Edited 9/22/18 corrected hotel name from Elevations Hotel to Elevation Hotel and Spa.


To be continued…watch for the next installment:

Crested Butte holiday stay spotlights customer service peaks, valleys, continued
Kudos and Kudon’ts of 4 days in a glorious natural setting
Part 3, Dining: Food & Beverage

ICYMI: Part 1



Mark Lusky is a veteran writer, storyteller and author, with 40+ years of public relations, advertising, marketing and journalism experience. He is the author of A Wandering Wondering Jew… and co-author of Don’t Get Mad, Get Leverage. AKA The Happy Curmudgeon, Mark is the owner of a Denver-based marketing communications firm celebrating 36 years in business in 2018.

4 replies on “Crested Butte’s Elevation Hotel and Spa: Rocky Mountain high and a few downers”

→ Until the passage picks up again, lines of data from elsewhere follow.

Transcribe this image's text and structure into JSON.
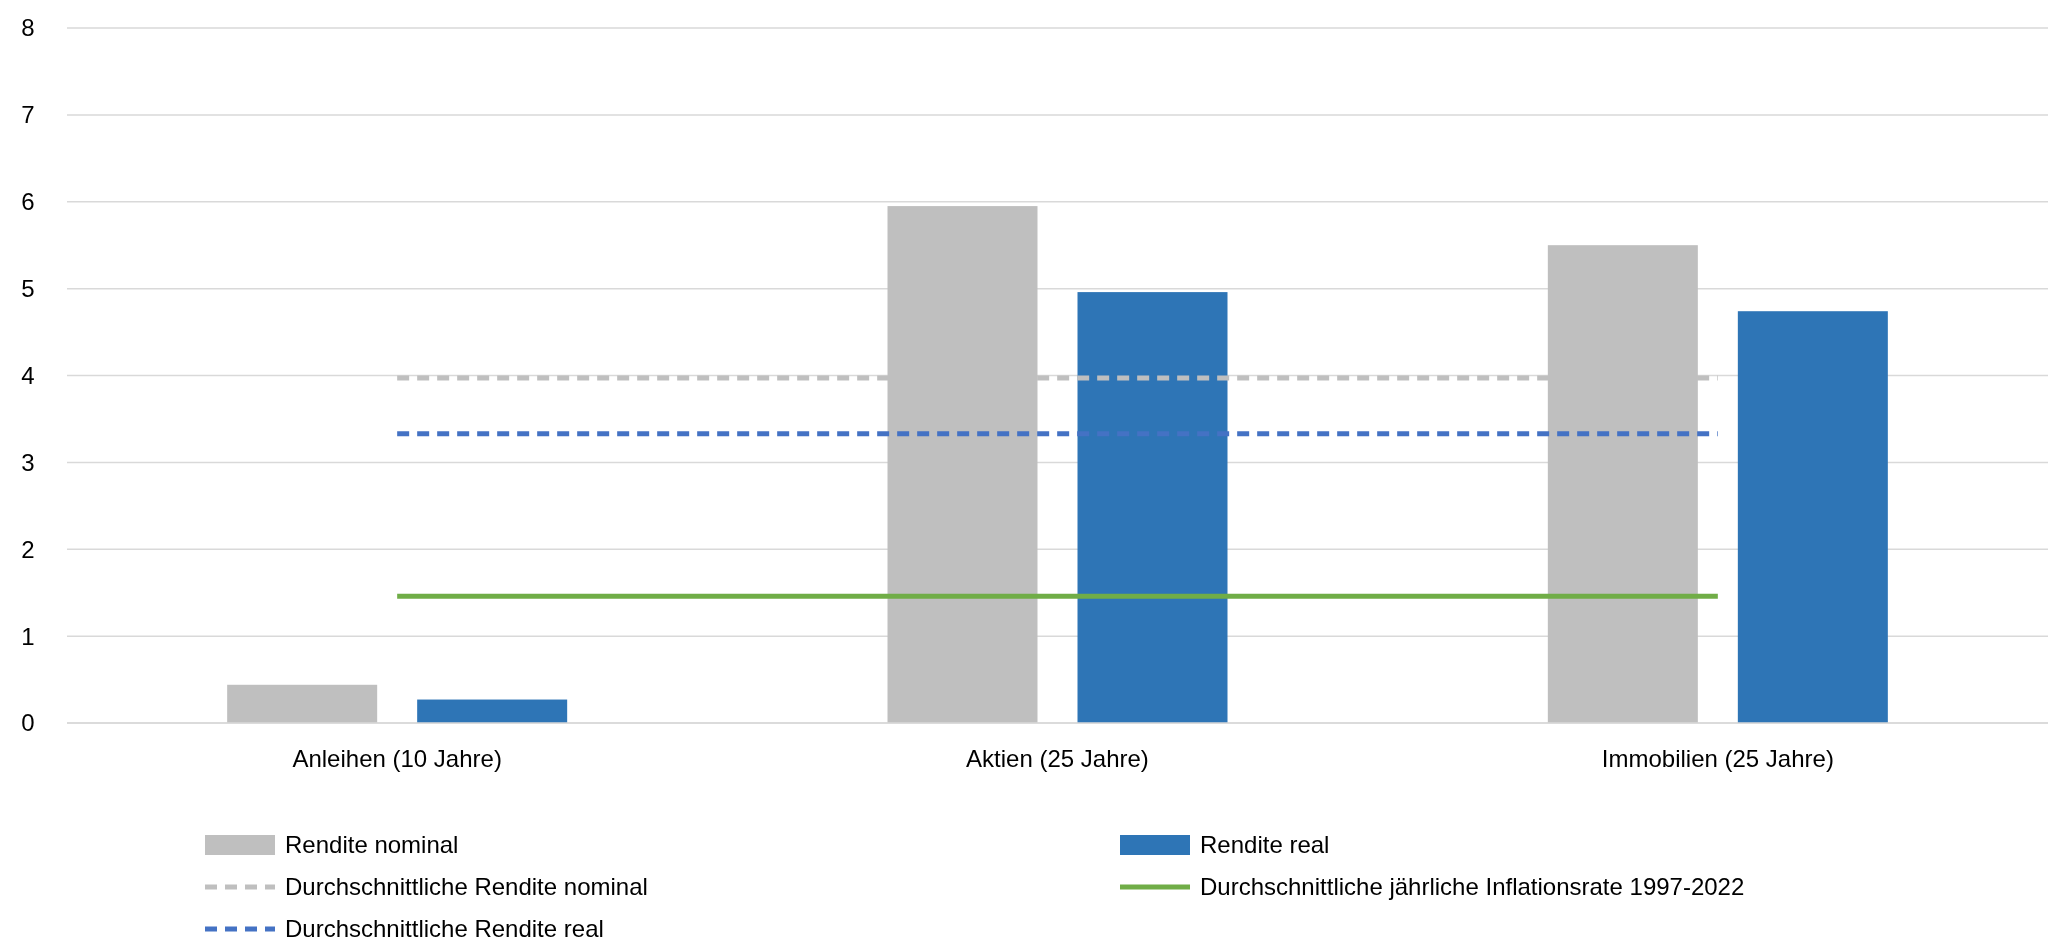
{
  "chart_data": {
    "type": "bar",
    "categories": [
      "Anleihen (10 Jahre)",
      "Aktien (25 Jahre)",
      "Immobilien (25 Jahre)"
    ],
    "ylim": [
      0,
      8
    ],
    "yticks": [
      0,
      1,
      2,
      3,
      4,
      5,
      6,
      7,
      8
    ],
    "grid": "y",
    "legend": "bottom",
    "series": [
      {
        "name": "Rendite nominal",
        "color": "#bfbfbf",
        "values": [
          0.44,
          5.95,
          5.5
        ]
      },
      {
        "name": "Rendite real",
        "color": "#2e75b6",
        "values": [
          0.27,
          4.96,
          4.74
        ]
      },
      {
        "name": "Durchschnittliche Rendite nominal",
        "type": "line",
        "line_style": "dashed",
        "color": "#bfbfbf",
        "values": [
          3.97,
          3.97,
          3.97
        ]
      },
      {
        "name": "Durchschnittliche jährliche Inflationsrate 1997-2022",
        "type": "line",
        "line_style": "solid",
        "color": "#70ad47",
        "values": [
          1.46,
          1.46,
          1.46
        ]
      },
      {
        "name": "Durchschnittliche Rendite real",
        "type": "line",
        "line_style": "dashed",
        "color": "#4472c4",
        "values": [
          3.33,
          3.33,
          3.33
        ]
      }
    ]
  }
}
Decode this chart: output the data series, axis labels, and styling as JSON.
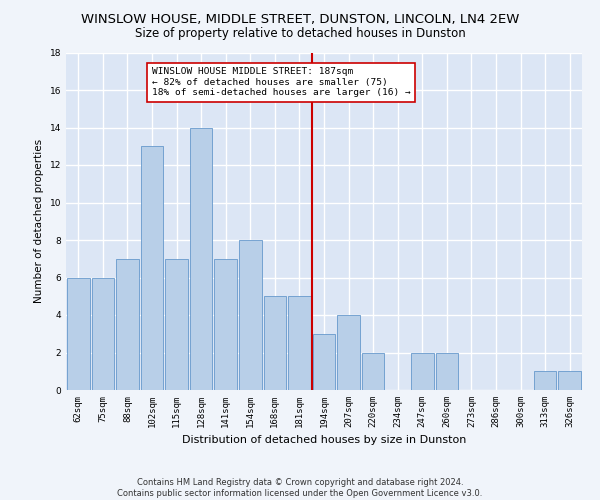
{
  "title": "WINSLOW HOUSE, MIDDLE STREET, DUNSTON, LINCOLN, LN4 2EW",
  "subtitle": "Size of property relative to detached houses in Dunston",
  "xlabel": "Distribution of detached houses by size in Dunston",
  "ylabel": "Number of detached properties",
  "footnote1": "Contains HM Land Registry data © Crown copyright and database right 2024.",
  "footnote2": "Contains public sector information licensed under the Open Government Licence v3.0.",
  "bar_labels": [
    "62sqm",
    "75sqm",
    "88sqm",
    "102sqm",
    "115sqm",
    "128sqm",
    "141sqm",
    "154sqm",
    "168sqm",
    "181sqm",
    "194sqm",
    "207sqm",
    "220sqm",
    "234sqm",
    "247sqm",
    "260sqm",
    "273sqm",
    "286sqm",
    "300sqm",
    "313sqm",
    "326sqm"
  ],
  "bar_values": [
    6,
    6,
    7,
    13,
    7,
    14,
    7,
    8,
    5,
    5,
    3,
    4,
    2,
    0,
    2,
    2,
    0,
    0,
    0,
    1,
    1
  ],
  "bar_color": "#b8cfe8",
  "bar_edge_color": "#6699cc",
  "background_color": "#dce6f5",
  "fig_background_color": "#f0f4fa",
  "grid_color": "#ffffff",
  "vline_x": 9.5,
  "vline_color": "#cc0000",
  "annotation_text": "WINSLOW HOUSE MIDDLE STREET: 187sqm\n← 82% of detached houses are smaller (75)\n18% of semi-detached houses are larger (16) →",
  "annotation_box_color": "#ffffff",
  "annotation_box_edge": "#cc0000",
  "ylim": [
    0,
    18
  ],
  "yticks": [
    0,
    2,
    4,
    6,
    8,
    10,
    12,
    14,
    16,
    18
  ],
  "title_fontsize": 9.5,
  "subtitle_fontsize": 8.5,
  "annot_fontsize": 6.8,
  "xlabel_fontsize": 8,
  "ylabel_fontsize": 7.5,
  "tick_fontsize": 6.5
}
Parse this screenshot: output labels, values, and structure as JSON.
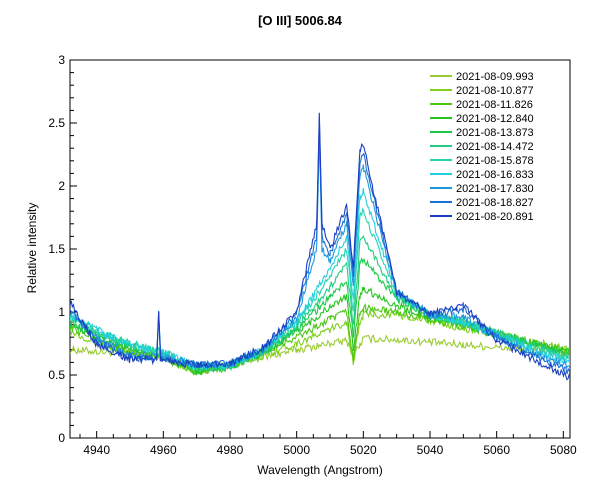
{
  "chart_data": {
    "type": "line",
    "title": "[O III] 5006.84",
    "xlabel": "Wavelength (Angstrom)",
    "ylabel": "Relative intensity",
    "xlim": [
      4932,
      5082
    ],
    "ylim": [
      0,
      3
    ],
    "xticks": [
      4940,
      4960,
      4980,
      5000,
      5020,
      5040,
      5060,
      5080
    ],
    "yticks": [
      0,
      0.5,
      1,
      1.5,
      2,
      2.5,
      3
    ],
    "legend_position": "top-right",
    "series": [
      {
        "name": "2021-08-09.993",
        "color": "#9acd32",
        "points": [
          [
            4932,
            0.7
          ],
          [
            4950,
            0.67
          ],
          [
            4960,
            0.64
          ],
          [
            4970,
            0.56
          ],
          [
            4980,
            0.58
          ],
          [
            4990,
            0.64
          ],
          [
            5000,
            0.7
          ],
          [
            5010,
            0.75
          ],
          [
            5015,
            0.77
          ],
          [
            5017,
            0.66
          ],
          [
            5019,
            0.74
          ],
          [
            5020,
            0.79
          ],
          [
            5030,
            0.78
          ],
          [
            5040,
            0.76
          ],
          [
            5050,
            0.74
          ],
          [
            5060,
            0.72
          ],
          [
            5070,
            0.7
          ],
          [
            5082,
            0.67
          ]
        ]
      },
      {
        "name": "2021-08-10.877",
        "color": "#7fd11b",
        "points": [
          [
            4932,
            0.85
          ],
          [
            4940,
            0.76
          ],
          [
            4950,
            0.67
          ],
          [
            4960,
            0.64
          ],
          [
            4970,
            0.53
          ],
          [
            4980,
            0.57
          ],
          [
            4990,
            0.66
          ],
          [
            5000,
            0.75
          ],
          [
            5010,
            0.86
          ],
          [
            5015,
            0.92
          ],
          [
            5017,
            0.6
          ],
          [
            5019,
            0.92
          ],
          [
            5020,
            0.98
          ],
          [
            5030,
            0.98
          ],
          [
            5040,
            0.93
          ],
          [
            5050,
            0.87
          ],
          [
            5060,
            0.83
          ],
          [
            5070,
            0.77
          ],
          [
            5082,
            0.7
          ]
        ]
      },
      {
        "name": "2021-08-11.826",
        "color": "#4cc714",
        "points": [
          [
            4932,
            0.88
          ],
          [
            4940,
            0.78
          ],
          [
            4950,
            0.68
          ],
          [
            4960,
            0.64
          ],
          [
            4970,
            0.52
          ],
          [
            4980,
            0.57
          ],
          [
            4990,
            0.68
          ],
          [
            5000,
            0.8
          ],
          [
            5010,
            0.94
          ],
          [
            5015,
            1.0
          ],
          [
            5017,
            0.62
          ],
          [
            5019,
            1.0
          ],
          [
            5020,
            1.03
          ],
          [
            5030,
            1.0
          ],
          [
            5040,
            0.94
          ],
          [
            5050,
            0.88
          ],
          [
            5060,
            0.82
          ],
          [
            5070,
            0.76
          ],
          [
            5082,
            0.68
          ]
        ]
      },
      {
        "name": "2021-08-12.840",
        "color": "#26c41e",
        "points": [
          [
            4932,
            0.9
          ],
          [
            4940,
            0.8
          ],
          [
            4950,
            0.7
          ],
          [
            4960,
            0.65
          ],
          [
            4970,
            0.52
          ],
          [
            4980,
            0.56
          ],
          [
            4990,
            0.68
          ],
          [
            5000,
            0.84
          ],
          [
            5010,
            1.04
          ],
          [
            5015,
            1.12
          ],
          [
            5017,
            0.7
          ],
          [
            5019,
            1.14
          ],
          [
            5020,
            1.19
          ],
          [
            5030,
            1.05
          ],
          [
            5040,
            0.96
          ],
          [
            5050,
            0.9
          ],
          [
            5060,
            0.82
          ],
          [
            5070,
            0.75
          ],
          [
            5082,
            0.68
          ]
        ]
      },
      {
        "name": "2021-08-13.873",
        "color": "#1cc84c",
        "points": [
          [
            4932,
            0.92
          ],
          [
            4940,
            0.82
          ],
          [
            4950,
            0.72
          ],
          [
            4960,
            0.66
          ],
          [
            4970,
            0.54
          ],
          [
            4980,
            0.57
          ],
          [
            4990,
            0.68
          ],
          [
            5000,
            0.86
          ],
          [
            5010,
            1.12
          ],
          [
            5015,
            1.25
          ],
          [
            5017,
            0.8
          ],
          [
            5019,
            1.38
          ],
          [
            5020,
            1.42
          ],
          [
            5030,
            1.1
          ],
          [
            5040,
            0.98
          ],
          [
            5050,
            0.91
          ],
          [
            5060,
            0.84
          ],
          [
            5070,
            0.75
          ],
          [
            5082,
            0.66
          ]
        ]
      },
      {
        "name": "2021-08-14.472",
        "color": "#22cc80",
        "points": [
          [
            4932,
            0.94
          ],
          [
            4940,
            0.84
          ],
          [
            4950,
            0.74
          ],
          [
            4960,
            0.68
          ],
          [
            4970,
            0.55
          ],
          [
            4980,
            0.57
          ],
          [
            4990,
            0.68
          ],
          [
            5000,
            0.88
          ],
          [
            5010,
            1.2
          ],
          [
            5015,
            1.38
          ],
          [
            5017,
            0.9
          ],
          [
            5019,
            1.55
          ],
          [
            5020,
            1.6
          ],
          [
            5030,
            1.12
          ],
          [
            5040,
            0.98
          ],
          [
            5050,
            0.92
          ],
          [
            5060,
            0.84
          ],
          [
            5070,
            0.74
          ],
          [
            5082,
            0.64
          ]
        ]
      },
      {
        "name": "2021-08-15.878",
        "color": "#22d4b0",
        "points": [
          [
            4932,
            0.96
          ],
          [
            4940,
            0.85
          ],
          [
            4950,
            0.75
          ],
          [
            4960,
            0.68
          ],
          [
            4970,
            0.56
          ],
          [
            4980,
            0.58
          ],
          [
            4990,
            0.69
          ],
          [
            5000,
            0.91
          ],
          [
            5010,
            1.28
          ],
          [
            5015,
            1.5
          ],
          [
            5017,
            1.0
          ],
          [
            5019,
            1.75
          ],
          [
            5020,
            1.8
          ],
          [
            5030,
            1.14
          ],
          [
            5040,
            0.98
          ],
          [
            5050,
            0.92
          ],
          [
            5060,
            0.83
          ],
          [
            5070,
            0.72
          ],
          [
            5082,
            0.62
          ]
        ]
      },
      {
        "name": "2021-08-16.833",
        "color": "#22d0dc",
        "points": [
          [
            4932,
            0.98
          ],
          [
            4940,
            0.86
          ],
          [
            4950,
            0.74
          ],
          [
            4960,
            0.68
          ],
          [
            4970,
            0.57
          ],
          [
            4980,
            0.58
          ],
          [
            4990,
            0.7
          ],
          [
            5000,
            0.93
          ],
          [
            5010,
            1.34
          ],
          [
            5015,
            1.6
          ],
          [
            5017,
            1.1
          ],
          [
            5019,
            1.92
          ],
          [
            5020,
            1.96
          ],
          [
            5030,
            1.15
          ],
          [
            5040,
            0.98
          ],
          [
            5050,
            0.92
          ],
          [
            5060,
            0.82
          ],
          [
            5070,
            0.7
          ],
          [
            5082,
            0.6
          ]
        ]
      },
      {
        "name": "2021-08-17.830",
        "color": "#1e98dc",
        "points": [
          [
            4932,
            1.0
          ],
          [
            4940,
            0.8
          ],
          [
            4950,
            0.66
          ],
          [
            4958,
            0.65
          ],
          [
            4958.6,
            0.98
          ],
          [
            4959.2,
            0.65
          ],
          [
            4970,
            0.58
          ],
          [
            4980,
            0.59
          ],
          [
            4990,
            0.7
          ],
          [
            5000,
            0.95
          ],
          [
            5006,
            1.5
          ],
          [
            5006.8,
            2.4
          ],
          [
            5007.6,
            1.5
          ],
          [
            5010,
            1.4
          ],
          [
            5015,
            1.7
          ],
          [
            5017,
            1.2
          ],
          [
            5019,
            2.1
          ],
          [
            5020,
            2.15
          ],
          [
            5030,
            1.15
          ],
          [
            5040,
            0.98
          ],
          [
            5050,
            0.96
          ],
          [
            5060,
            0.8
          ],
          [
            5070,
            0.68
          ],
          [
            5082,
            0.57
          ]
        ]
      },
      {
        "name": "2021-08-18.827",
        "color": "#1a6fd6",
        "points": [
          [
            4932,
            1.04
          ],
          [
            4940,
            0.76
          ],
          [
            4950,
            0.64
          ],
          [
            4958,
            0.63
          ],
          [
            4958.6,
            0.99
          ],
          [
            4959.2,
            0.63
          ],
          [
            4970,
            0.58
          ],
          [
            4980,
            0.59
          ],
          [
            4990,
            0.71
          ],
          [
            5000,
            0.98
          ],
          [
            5006,
            1.6
          ],
          [
            5006.8,
            2.55
          ],
          [
            5007.6,
            1.6
          ],
          [
            5010,
            1.46
          ],
          [
            5015,
            1.78
          ],
          [
            5017,
            1.3
          ],
          [
            5019,
            2.2
          ],
          [
            5020,
            2.25
          ],
          [
            5030,
            1.16
          ],
          [
            5040,
            0.98
          ],
          [
            5050,
            1.02
          ],
          [
            5060,
            0.8
          ],
          [
            5070,
            0.66
          ],
          [
            5082,
            0.52
          ]
        ]
      },
      {
        "name": "2021-08-20.891",
        "color": "#1a3fbf",
        "points": [
          [
            4932,
            1.08
          ],
          [
            4940,
            0.74
          ],
          [
            4950,
            0.62
          ],
          [
            4958,
            0.62
          ],
          [
            4958.6,
            1.0
          ],
          [
            4959.2,
            0.62
          ],
          [
            4970,
            0.58
          ],
          [
            4980,
            0.59
          ],
          [
            4990,
            0.72
          ],
          [
            5000,
            1.0
          ],
          [
            5006,
            1.7
          ],
          [
            5006.8,
            2.57
          ],
          [
            5007.6,
            1.7
          ],
          [
            5010,
            1.5
          ],
          [
            5015,
            1.85
          ],
          [
            5017,
            1.35
          ],
          [
            5019,
            2.3
          ],
          [
            5020,
            2.32
          ],
          [
            5030,
            1.16
          ],
          [
            5040,
            0.98
          ],
          [
            5050,
            1.05
          ],
          [
            5060,
            0.78
          ],
          [
            5070,
            0.64
          ],
          [
            5082,
            0.48
          ]
        ]
      }
    ]
  }
}
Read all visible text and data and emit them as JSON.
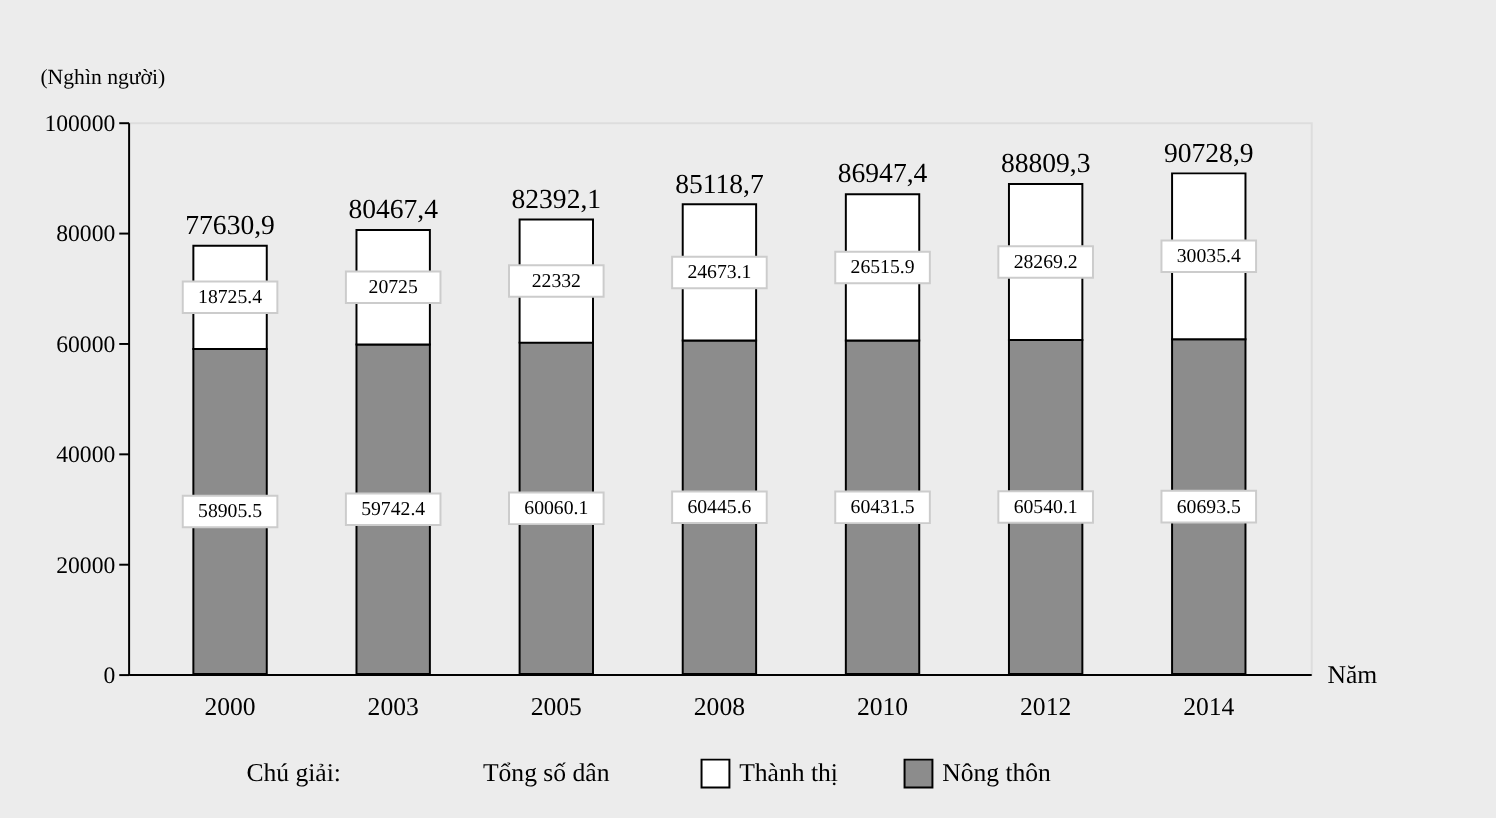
{
  "chart_data": {
    "type": "bar",
    "stacked": true,
    "ylabel": "(Nghìn người)",
    "xlabel": "Năm",
    "legend_title": "Chú giải:",
    "categories": [
      "2000",
      "2003",
      "2005",
      "2008",
      "2010",
      "2012",
      "2014"
    ],
    "series": [
      {
        "name": "Nông thôn",
        "color": "#8c8c8c",
        "values": [
          58905.5,
          59742.4,
          60060.1,
          60445.6,
          60431.5,
          60540.1,
          60693.5
        ]
      },
      {
        "name": "Thành thị",
        "color": "#ffffff",
        "values": [
          18725.4,
          20725,
          22332,
          24673.1,
          26515.9,
          28269.2,
          30035.4
        ]
      }
    ],
    "totals": [
      "77630,9",
      "80467,4",
      "82392,1",
      "85118,7",
      "86947,4",
      "88809,3",
      "90728,9"
    ],
    "annotations": [
      "Tổng số dân"
    ],
    "data_labels": true,
    "legend": "bottom",
    "grid": false,
    "ylim": [
      0,
      100000
    ],
    "yticks": [
      0,
      20000,
      40000,
      60000,
      80000,
      100000
    ]
  }
}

Your point about customers who “complain to themselves” is a good one. Customer Service is a two-way street in that a business isn’t going to know what to improve if they don’t know what the issues to address are. Customer Satisfaction Surveys are an attempt to fill that need, however, speaking for myself, I usually don’t fill them out because it takes too much time to fill out a questionnaire filled with 1-10 responses that are not applicable to the issue. So speaking up at the time an issue crops up is critical.